Judging by EASL guidelines, however, the difference reached significance: 6-month landmark EASL responders had a median overall survival of 24.6 months, versus 13.2 months for nonresponders (P = .002).
Highly significant differences were found when the participants were divided into two groups based on response or nonresponse at 12 months. By WHO criteria, median overall survival for responders at 12 months was 36.4 months, versus 11.1 months for nonresponders (P = .004). And by EASL standards, median survival was also 36.4 months for responders, versus 9.7 months for nonresponders (P less than .0001).

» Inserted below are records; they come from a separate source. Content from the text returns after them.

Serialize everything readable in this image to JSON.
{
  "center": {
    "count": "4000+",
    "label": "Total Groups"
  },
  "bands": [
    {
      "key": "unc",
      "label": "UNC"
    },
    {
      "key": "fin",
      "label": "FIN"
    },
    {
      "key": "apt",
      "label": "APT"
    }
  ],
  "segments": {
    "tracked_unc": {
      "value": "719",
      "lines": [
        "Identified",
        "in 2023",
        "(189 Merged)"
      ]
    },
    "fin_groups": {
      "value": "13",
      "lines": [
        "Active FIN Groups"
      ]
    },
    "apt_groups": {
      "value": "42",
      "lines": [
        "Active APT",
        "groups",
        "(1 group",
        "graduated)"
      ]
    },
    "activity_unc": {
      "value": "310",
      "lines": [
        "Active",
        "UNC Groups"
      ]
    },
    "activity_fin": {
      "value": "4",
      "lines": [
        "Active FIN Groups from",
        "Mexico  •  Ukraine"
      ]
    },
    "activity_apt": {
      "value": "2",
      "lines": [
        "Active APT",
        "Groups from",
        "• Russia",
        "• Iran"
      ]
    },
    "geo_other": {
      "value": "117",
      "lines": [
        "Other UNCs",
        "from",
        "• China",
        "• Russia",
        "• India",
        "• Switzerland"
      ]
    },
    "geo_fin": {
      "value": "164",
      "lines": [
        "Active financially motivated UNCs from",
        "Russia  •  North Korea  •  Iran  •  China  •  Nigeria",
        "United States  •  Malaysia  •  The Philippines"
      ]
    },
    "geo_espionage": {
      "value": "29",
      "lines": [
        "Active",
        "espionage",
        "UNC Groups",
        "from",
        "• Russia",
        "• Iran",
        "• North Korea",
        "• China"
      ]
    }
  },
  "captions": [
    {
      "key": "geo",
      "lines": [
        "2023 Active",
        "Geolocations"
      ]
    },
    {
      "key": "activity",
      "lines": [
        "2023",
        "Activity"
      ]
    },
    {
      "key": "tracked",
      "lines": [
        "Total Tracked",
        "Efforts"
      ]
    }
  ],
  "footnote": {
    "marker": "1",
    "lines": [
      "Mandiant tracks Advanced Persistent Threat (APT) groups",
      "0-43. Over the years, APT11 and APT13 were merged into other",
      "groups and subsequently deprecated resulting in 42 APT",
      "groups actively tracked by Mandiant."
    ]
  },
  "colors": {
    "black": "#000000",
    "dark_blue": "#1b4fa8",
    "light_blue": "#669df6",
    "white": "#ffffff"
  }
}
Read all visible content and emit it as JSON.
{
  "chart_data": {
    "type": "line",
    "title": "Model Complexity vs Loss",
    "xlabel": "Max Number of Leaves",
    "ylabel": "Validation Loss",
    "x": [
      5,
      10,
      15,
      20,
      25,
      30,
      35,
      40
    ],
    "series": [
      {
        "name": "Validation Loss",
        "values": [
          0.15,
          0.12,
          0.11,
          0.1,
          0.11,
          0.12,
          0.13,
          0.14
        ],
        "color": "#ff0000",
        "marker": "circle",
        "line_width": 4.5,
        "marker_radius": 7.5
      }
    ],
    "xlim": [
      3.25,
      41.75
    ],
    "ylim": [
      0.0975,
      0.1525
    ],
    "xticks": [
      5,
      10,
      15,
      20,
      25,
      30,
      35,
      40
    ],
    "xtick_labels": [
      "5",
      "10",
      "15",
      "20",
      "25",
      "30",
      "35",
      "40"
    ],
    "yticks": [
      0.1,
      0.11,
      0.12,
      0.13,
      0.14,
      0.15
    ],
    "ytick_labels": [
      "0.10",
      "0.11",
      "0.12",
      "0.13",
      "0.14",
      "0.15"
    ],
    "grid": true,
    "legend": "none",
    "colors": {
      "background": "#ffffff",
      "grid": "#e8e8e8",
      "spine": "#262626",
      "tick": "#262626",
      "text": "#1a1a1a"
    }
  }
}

The authors also analyzed risk of death in the 6 months following each landmark. They found that WHO responders at the 6-month landmark had a 6.6% rate of death in this window, versus 15.5% among nonresponders – a nonsignificant difference (P = .707).
However, according to EASL standards, the rate of death in the 6 months following the 6-month landmark was 4.7% among responders versus 20.6% among nonresponders (P = .046).
Moreover, the death rate in the 6 months following the 12-month landmark was 0% for WHO responders, versus 31.5% for nonresponders (P = .010), and it was 4% and 32.7%, respectively, by EASL guidelines (P = .013).
The authors added that baseline tumor size was not a significant factor affecting survival in a univariate analysis.
"Our data show that responders by WHO/EASL criteria live longer than nonresponders from the landmark onwards, with the exception of WHO 6-month landmark (near significance); the trend is clear," wrote the authors.
Randomized controlled trials "will be required to validate this concept and establish radiographic response as a surrogate of the true end point (survival)."
Dr. Memon and his fellow researchers declared no conflicts of interest associated with this study.